Bir dizi ziyarette bulunmak üzere Kayseri’ye giden Cumhurbaşkanı Recep Tayyip Erdoğan’ın oğlu Bilal Erdoğan, FETÖ’nün darbe girişiminde bulunduğu 15 Temmuz gecesine yönelik çarpıcı bilgiler aktardı. FETÖ’cü hainlerin suikast girişiminden 15 dakikayla kurtulan Başkomutan Erdoğan’ın İstanbul’a gelmeye karar verdiği andan itibaren, anında havalimanına doğru hareketlendiklerini belirten Bilal Erdoğan, “Havaalanına ulaşmaya çalıştık, arka sokaklardan. Trafik kitliydi, bu şekilde havaalanına ulaştık. Tabii havaalanında bulunduğumuzda da güvenlik şartları maalesef çok iyi değildi. Cumhurbaşkanımız havadayken de güvenlik şartları çok iyi değildi” dedi ve şöyle devam etti:
Bağımsızlık mücadelesi
“Cumhurbaşkanımız bütün bu riskleri göze almak suretiyle hakikaten çok yaman bir liderlik örneği gösterdi. Milletimiz de bu liderliği hak ettiğini gösterdi.

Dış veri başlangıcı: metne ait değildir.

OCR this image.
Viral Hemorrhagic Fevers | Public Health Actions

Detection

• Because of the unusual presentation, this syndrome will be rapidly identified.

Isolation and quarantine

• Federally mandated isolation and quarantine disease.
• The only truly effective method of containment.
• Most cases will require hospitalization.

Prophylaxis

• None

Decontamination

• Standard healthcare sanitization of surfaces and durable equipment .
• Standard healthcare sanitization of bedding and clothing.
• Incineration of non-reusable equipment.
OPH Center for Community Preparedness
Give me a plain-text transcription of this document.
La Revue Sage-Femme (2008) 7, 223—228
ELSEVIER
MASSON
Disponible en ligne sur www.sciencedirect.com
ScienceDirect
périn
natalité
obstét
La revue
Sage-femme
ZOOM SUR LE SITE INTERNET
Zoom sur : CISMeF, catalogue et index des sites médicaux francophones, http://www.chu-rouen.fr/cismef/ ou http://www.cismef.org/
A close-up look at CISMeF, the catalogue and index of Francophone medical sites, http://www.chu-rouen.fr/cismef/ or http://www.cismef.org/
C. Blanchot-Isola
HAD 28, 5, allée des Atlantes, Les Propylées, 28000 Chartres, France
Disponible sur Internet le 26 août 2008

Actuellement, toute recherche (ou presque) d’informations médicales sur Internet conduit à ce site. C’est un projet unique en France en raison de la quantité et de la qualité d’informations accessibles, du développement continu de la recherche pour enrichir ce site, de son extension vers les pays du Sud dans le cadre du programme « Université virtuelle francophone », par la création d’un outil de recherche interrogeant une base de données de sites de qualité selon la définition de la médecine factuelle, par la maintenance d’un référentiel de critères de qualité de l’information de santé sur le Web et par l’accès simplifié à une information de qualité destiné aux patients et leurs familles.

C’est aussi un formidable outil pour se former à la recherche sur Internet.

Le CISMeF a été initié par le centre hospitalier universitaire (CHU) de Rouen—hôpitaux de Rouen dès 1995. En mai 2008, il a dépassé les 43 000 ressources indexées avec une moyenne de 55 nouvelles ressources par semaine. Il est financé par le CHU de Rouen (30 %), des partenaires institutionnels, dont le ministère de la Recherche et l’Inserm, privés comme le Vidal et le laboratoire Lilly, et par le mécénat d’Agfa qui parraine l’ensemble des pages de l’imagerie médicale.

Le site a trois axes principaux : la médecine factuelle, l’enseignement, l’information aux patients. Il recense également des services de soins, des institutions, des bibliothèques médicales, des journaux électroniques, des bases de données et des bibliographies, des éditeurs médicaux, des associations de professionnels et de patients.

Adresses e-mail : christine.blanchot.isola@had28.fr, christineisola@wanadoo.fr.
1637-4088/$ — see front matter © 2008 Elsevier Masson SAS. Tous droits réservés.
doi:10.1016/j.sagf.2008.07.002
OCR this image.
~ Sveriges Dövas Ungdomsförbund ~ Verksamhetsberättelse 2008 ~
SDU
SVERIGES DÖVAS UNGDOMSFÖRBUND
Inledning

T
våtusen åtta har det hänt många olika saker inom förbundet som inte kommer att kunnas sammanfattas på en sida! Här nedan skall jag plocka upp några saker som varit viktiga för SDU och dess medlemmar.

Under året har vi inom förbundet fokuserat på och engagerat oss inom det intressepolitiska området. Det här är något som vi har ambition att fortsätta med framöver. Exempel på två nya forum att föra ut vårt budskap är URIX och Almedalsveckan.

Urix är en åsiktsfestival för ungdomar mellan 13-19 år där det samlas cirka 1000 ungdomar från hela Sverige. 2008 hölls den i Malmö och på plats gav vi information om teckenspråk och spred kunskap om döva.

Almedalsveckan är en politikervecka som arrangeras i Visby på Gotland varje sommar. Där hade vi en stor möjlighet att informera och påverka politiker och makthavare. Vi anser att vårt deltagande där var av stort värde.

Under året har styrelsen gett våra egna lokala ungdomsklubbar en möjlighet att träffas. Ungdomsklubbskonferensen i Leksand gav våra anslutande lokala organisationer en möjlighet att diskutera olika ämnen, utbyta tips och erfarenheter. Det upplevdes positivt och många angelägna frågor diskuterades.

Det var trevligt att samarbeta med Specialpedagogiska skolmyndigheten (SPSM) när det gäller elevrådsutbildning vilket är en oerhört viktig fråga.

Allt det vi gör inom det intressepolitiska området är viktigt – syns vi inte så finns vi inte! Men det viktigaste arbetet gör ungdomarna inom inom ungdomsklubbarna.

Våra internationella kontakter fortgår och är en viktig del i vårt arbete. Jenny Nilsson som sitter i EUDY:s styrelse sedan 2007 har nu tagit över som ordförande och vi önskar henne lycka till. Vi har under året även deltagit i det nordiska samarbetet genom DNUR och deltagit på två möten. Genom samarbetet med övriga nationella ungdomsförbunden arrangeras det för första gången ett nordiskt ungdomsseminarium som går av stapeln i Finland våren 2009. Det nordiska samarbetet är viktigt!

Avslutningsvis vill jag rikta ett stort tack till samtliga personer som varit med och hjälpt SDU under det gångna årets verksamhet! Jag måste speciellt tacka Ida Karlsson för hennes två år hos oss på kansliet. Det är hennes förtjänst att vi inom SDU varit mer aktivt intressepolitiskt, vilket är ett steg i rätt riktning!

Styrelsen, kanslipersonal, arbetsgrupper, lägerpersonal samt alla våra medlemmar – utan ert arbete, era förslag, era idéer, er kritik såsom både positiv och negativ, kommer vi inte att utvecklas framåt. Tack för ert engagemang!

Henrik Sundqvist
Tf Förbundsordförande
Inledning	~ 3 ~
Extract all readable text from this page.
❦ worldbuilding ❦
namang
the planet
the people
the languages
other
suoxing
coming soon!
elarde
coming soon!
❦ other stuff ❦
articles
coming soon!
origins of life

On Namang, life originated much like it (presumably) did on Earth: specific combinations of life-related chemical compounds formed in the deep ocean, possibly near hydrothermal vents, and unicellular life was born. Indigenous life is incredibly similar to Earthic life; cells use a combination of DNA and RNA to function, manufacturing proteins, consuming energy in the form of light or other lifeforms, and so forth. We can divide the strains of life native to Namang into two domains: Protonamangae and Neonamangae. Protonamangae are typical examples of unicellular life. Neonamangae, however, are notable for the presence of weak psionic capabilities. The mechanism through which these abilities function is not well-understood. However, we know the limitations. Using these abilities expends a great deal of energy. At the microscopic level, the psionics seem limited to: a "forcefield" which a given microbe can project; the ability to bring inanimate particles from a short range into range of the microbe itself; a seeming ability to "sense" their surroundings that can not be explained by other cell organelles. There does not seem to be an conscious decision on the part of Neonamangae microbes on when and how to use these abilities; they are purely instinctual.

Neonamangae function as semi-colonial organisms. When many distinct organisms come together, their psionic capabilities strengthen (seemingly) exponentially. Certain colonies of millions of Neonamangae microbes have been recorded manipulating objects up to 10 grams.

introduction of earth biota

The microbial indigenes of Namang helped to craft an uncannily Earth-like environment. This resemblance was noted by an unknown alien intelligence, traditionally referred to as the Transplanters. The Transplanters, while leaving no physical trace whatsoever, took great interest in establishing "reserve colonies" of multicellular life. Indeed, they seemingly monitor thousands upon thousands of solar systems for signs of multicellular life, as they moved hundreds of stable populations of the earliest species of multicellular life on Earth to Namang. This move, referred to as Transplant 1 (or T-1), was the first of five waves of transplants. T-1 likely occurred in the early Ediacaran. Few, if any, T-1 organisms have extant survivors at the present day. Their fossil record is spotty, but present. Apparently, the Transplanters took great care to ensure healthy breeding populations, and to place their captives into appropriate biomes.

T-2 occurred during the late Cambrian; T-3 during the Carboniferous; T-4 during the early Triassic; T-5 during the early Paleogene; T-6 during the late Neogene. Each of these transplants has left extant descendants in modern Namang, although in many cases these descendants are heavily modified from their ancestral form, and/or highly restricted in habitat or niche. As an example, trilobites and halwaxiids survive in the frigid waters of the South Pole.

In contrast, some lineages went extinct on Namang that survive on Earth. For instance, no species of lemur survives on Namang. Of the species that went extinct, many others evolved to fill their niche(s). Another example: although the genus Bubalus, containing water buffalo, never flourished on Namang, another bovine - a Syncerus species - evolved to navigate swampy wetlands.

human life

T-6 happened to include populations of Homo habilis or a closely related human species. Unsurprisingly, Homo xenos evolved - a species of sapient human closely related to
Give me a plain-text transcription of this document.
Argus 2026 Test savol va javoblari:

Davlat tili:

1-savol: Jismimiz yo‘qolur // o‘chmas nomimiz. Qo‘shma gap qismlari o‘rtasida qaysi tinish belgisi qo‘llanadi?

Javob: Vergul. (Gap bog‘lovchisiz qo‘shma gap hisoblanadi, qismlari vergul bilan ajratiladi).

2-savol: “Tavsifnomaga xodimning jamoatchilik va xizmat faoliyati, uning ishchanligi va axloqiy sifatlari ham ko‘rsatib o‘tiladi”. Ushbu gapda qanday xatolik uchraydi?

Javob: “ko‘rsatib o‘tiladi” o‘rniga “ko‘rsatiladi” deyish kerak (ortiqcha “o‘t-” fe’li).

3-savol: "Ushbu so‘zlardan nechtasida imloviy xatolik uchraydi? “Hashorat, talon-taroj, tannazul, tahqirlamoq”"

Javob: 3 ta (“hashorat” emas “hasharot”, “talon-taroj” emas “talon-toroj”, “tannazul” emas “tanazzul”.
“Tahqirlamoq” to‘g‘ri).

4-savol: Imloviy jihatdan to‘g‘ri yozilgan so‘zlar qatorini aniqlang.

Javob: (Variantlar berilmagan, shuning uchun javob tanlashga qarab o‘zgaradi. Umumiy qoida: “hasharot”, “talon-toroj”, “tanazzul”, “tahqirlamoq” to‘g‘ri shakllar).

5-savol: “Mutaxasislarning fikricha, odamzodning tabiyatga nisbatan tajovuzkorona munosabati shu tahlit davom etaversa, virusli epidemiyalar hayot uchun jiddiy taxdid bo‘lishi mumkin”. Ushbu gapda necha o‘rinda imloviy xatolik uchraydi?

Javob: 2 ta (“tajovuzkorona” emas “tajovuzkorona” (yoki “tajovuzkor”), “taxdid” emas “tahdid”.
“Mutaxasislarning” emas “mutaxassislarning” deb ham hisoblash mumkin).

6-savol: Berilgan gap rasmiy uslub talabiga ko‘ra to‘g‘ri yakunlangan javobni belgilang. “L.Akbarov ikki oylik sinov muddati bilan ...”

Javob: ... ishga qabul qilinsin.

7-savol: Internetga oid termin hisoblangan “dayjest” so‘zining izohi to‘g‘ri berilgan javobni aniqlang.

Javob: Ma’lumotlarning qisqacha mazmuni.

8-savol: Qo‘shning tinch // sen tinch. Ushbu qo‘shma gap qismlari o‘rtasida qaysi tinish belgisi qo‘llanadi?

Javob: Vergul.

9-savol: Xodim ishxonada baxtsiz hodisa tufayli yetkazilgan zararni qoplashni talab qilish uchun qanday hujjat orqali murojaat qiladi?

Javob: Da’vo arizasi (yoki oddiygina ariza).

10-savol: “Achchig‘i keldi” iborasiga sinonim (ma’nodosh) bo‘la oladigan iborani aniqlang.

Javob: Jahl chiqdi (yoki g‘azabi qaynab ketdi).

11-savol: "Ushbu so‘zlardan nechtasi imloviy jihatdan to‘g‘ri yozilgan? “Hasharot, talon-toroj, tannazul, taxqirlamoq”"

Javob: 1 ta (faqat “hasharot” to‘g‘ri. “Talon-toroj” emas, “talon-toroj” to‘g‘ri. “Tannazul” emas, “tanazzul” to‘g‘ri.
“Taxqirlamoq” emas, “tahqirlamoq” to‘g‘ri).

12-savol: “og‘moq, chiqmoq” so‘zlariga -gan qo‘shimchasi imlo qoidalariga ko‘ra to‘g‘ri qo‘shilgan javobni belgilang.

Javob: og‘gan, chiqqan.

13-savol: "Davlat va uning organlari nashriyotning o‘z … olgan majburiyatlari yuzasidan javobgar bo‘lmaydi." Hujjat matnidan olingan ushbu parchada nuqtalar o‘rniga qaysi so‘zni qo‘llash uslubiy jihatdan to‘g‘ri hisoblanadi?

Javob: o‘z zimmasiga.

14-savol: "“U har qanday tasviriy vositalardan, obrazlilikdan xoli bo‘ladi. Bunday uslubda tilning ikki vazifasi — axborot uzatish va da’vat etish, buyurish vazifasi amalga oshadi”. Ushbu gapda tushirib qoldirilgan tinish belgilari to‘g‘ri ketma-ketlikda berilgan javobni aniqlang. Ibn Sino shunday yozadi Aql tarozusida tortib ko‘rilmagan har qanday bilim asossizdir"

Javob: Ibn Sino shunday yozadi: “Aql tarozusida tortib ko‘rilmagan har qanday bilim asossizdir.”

Nasıl ki kendi hayatını feda etmeyi göze alarak ülkede huzuru ve yeniden düzeni temin etmek için yola çıkan bir lider varsa halkımız da Ankara Kazan’da, İstanbul’da Boğaziçi Köprüsü’nde ve birçok yerde ülkenin düzeni için, bağımsızlığını korumak için hayatlarını feda etme pahasına meydanlara, yollara, tankların önüne çıktılar.”
Çanakkale ruhunu gördük
15 Temmuz’da Çanakkale ruhuyla işgal kuvvetlerinin püskürtüldüğüne değinen Erdoğan, milletin tek yürük olduğunu ifade ederek, “Biz gerçekten millet olarak yeniden Çanakkale ruhunu gördük. Bu milletin, ‘Bu vatan geçilmez, bu bağımsızlık, bu namus kimseye verilmez’ anlayışını kendi hayatını verme pahasını ortaya koyduğunu gördük” şeklinde konuştu.
Değerlerimizi koruduk
Türkiye’ye yönelik tehditlerin bir hayli fazla olduğunu ifade eden Erdoğan, milli ve manevi değerlerin muhafaza edilmesinin önemine dikkat çekerek, sözlerini şöyle sonlandırdı: “Türkiye’nin dışarıda yeterince düşmanı var, eskiden olduğu gibi bugün de var. Bu topraklar, bu coğrafya gerçekten çok büyük zenginliğe sahip. Dünya açısından çok büyük stratejik önem taşıyor. Nasıl ki biz o Çanakkale, Kurtuluş Savaşı ruhunu şehitlerimizle gazilerimizle 15 Temmuz’da yaşattıysak işte bütün bu yitik değerlerimizi, ruhumuzu kazanmanın mücadelesini vermek durumundayız. Bunun için gayret etmek, çalışmak zorundayız.”